Getting Over an Owning-Class Background

I was not at the owning-class workshop this year but have spent the weekend having a different sort of class workshop with my husband Allen. We've been working on our house, which is beautiful but decrepit. I decided not to leave him here laboring.

I have felt helpless around tools and mechanical skills all my life, but this weekend I have put up a towel rail and a toilet-paper holder and done various bits of puttying, sanding, painting, and fetching for him. A lot of the time I felt like I wanted to do something else.

Owning-class conditioning insists that if you want a job done you hire someone to do it and then do something else "more important." Female conditioning says you leave all that stuff to men. Until now, I've more or less gone along with this distress. I'm fifty-two years old and I'd never used a power drill before. (Until this minute I would have been too ashamed to tell you this!) While I was using it, Allen said lightheartedly, "We'll make a working-class person out of you yet." This got me immediately discharging shame at being so unhandy, relief at it being out in the open, and excitement that I was actually using a drill to put up a little piece of wood!

I told him later what it had felt like to be so unuseful. He said, "None of us was born knowing this stuff. I just had to learn it because I had to work." All the shame began to melt. I can learn too! It's been a wonderful weekend, and my towel rail feels like a frontier. We thought of an owning-class workshop in which a working person brings a bunch of tools and we raised-owning-class people get to use them and discharge the ineptitude which is covered so often by looking superior or using money to get ourselves out of a fix. Good idea? If owning-class people had to learn to do all the things working-class people have to do, wouldn't that be a breakthrough? Our pretence has to go, our shame has to be discharged, and then we can learn all the things nobody taught us when we were young.

Allen has also been teaching me to handle his boat. That's been great. I still make mistakes, but we're both getting far more relaxed about that. On New Year's Eve we took it down to the Marquesas, about twenty-five miles southwest of here, and I steered it all the way back, navigating from charts.

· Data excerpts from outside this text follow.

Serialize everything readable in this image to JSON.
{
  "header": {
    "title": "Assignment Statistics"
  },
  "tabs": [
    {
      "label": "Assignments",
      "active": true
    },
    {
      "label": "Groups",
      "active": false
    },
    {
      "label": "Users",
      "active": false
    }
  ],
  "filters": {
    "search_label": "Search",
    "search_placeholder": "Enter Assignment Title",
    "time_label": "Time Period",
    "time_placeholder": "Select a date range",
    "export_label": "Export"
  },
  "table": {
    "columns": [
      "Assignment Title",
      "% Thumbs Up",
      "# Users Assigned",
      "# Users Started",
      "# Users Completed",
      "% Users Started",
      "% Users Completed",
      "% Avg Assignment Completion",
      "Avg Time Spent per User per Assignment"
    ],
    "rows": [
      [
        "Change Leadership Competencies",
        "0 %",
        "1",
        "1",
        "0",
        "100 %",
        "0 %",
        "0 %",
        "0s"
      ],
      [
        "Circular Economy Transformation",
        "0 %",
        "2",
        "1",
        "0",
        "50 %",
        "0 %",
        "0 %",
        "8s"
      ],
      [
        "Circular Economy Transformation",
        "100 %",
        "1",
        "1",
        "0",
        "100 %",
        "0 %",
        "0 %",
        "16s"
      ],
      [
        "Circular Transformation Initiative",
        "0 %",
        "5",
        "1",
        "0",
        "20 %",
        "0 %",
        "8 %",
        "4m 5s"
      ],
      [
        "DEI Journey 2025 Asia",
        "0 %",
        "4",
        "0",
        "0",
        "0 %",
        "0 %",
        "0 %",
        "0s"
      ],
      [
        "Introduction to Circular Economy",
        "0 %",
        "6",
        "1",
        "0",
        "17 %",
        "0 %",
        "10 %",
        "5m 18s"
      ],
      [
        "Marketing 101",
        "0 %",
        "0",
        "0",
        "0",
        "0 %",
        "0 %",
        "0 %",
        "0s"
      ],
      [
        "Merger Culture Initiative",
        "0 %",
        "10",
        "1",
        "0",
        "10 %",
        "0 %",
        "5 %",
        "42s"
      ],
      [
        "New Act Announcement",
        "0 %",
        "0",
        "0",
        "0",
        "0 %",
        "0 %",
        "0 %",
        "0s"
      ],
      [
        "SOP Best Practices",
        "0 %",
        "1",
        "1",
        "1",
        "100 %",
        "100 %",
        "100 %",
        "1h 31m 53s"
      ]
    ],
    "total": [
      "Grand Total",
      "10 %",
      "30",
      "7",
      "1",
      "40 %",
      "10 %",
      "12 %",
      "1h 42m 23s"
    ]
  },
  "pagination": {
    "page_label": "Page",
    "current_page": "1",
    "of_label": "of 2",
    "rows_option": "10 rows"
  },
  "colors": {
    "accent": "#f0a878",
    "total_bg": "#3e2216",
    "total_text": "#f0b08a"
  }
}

The more we do together, the more aware I become of how I was brought up in ignorance as an owning-class female, and also that it was not my fault.

I'm thinking these days that marriage can be one of the fastest ways to re-emergence: you simply can't hang on to your chronic stuff without being a total pain. We had a wonderful wedding in December, a picnic on an island, where everyone had to do a song or a poem. Then Allen and I took off in his little boat, anchored and had a session in the sunset, and spent the night out on the water in the moonlight.